Dia menyebutkan, Tom Lembong dan Hasto Kristiyanto harus dibebaskan usai mendapat abolisi dan amnesti. “Harus dibebaskan,” kata Abdul Fickar secara terpisah, Kamis (31/7/2025).
Menurut Fickar, Tom Lembong harus dibebaskan karena abolisi berarti menghentikan proses hukum yang sedang berjalan.
Kemudian, Fickar menyebutkan, abolisi boleh diberikan meski status hukumnya belum inkracht atau berkekuatan hukum tetap.
“Boleh (diberikan sebelum inkracht), itu kewenangan kepala negara, mutlak dan konstitusional.

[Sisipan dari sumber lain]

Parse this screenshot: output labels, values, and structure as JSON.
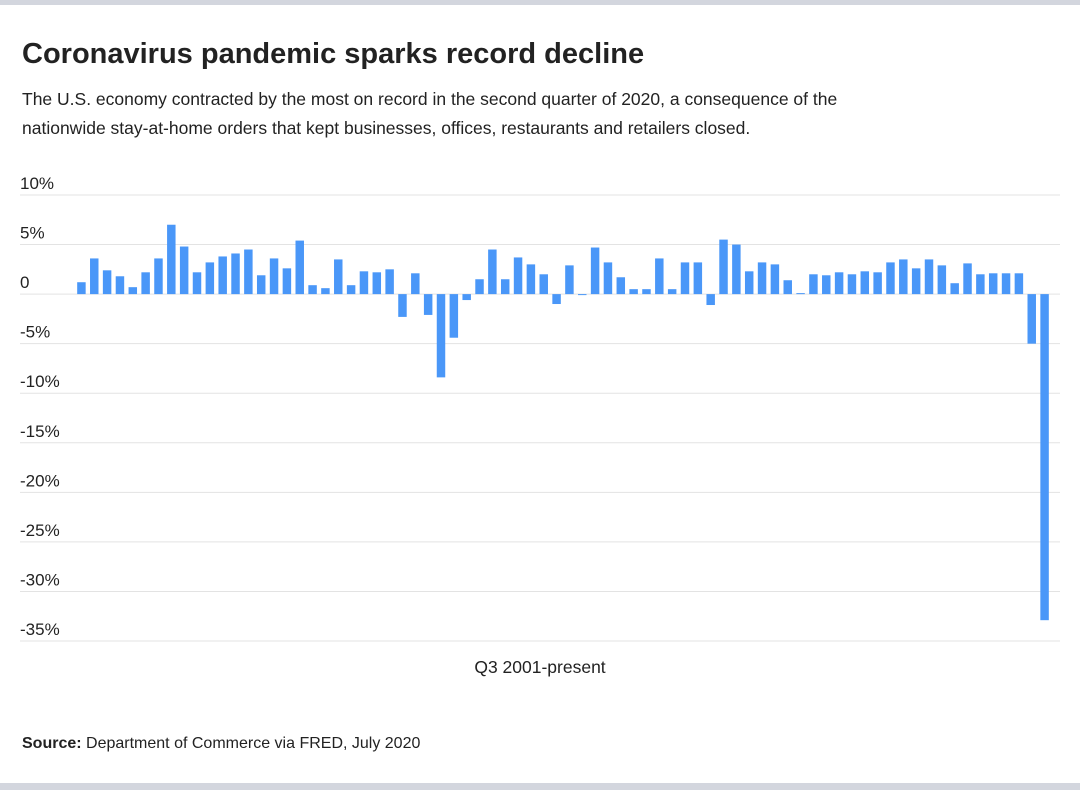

Artinya, Presiden melihat kasusnya berlatar belakang politis,” ujarnya.
Namun, Fickar mengatakan bahwa pemberian abolisi itu juga memiliki dampak kepada aparat penegak hukum.
Dalam kasus Tom Lembong adalah Kejaksaan Agung (Kejagung).
“Konsekuensinya, Presiden juga harus mengevaluasi kerja pimpinan Kejaksaan Agung,” kata Abdul Fickar.
Baca juga: Divonis 4,5 Tahun Penjara, Ini 4 Pertimbangan Hakim yang Memberatkan Tom Lembong
Kilas balik kasus Tom Lembong
Kasus yang menjerat Tom Lembong berawal dari penetapan dirinya sebagai tersangka oleh Kejaksaan Agung pada 29 Oktober 2024.
Ia dituduh memberikan izin impor 105.000 ton gula kristal mentah meskipun Indonesia sudah mengalami surplus gula.
Kebijakan ini dinilai menyebabkan kerugian negara sebesar Rp194,7 miliar.
Pada 18 Juli 2025, Tom Lembong divonis 4,5 tahun penjara oleh Pengadilan Tindak Pidana Korupsi Jakarta.
Namun, vonis ini menuai kritik dari berbagai pihak, termasuk Guru Besar Hukum Tata Negara Mahfud MD.
Mahfud menilai vonis tersebut lemah karena tidak didukung bukti adanya niat jahat (mens rea) dan perhitungan kerugian negara yang dibuat oleh hakim tidak merujuk pada hasil audit resmi BPKP.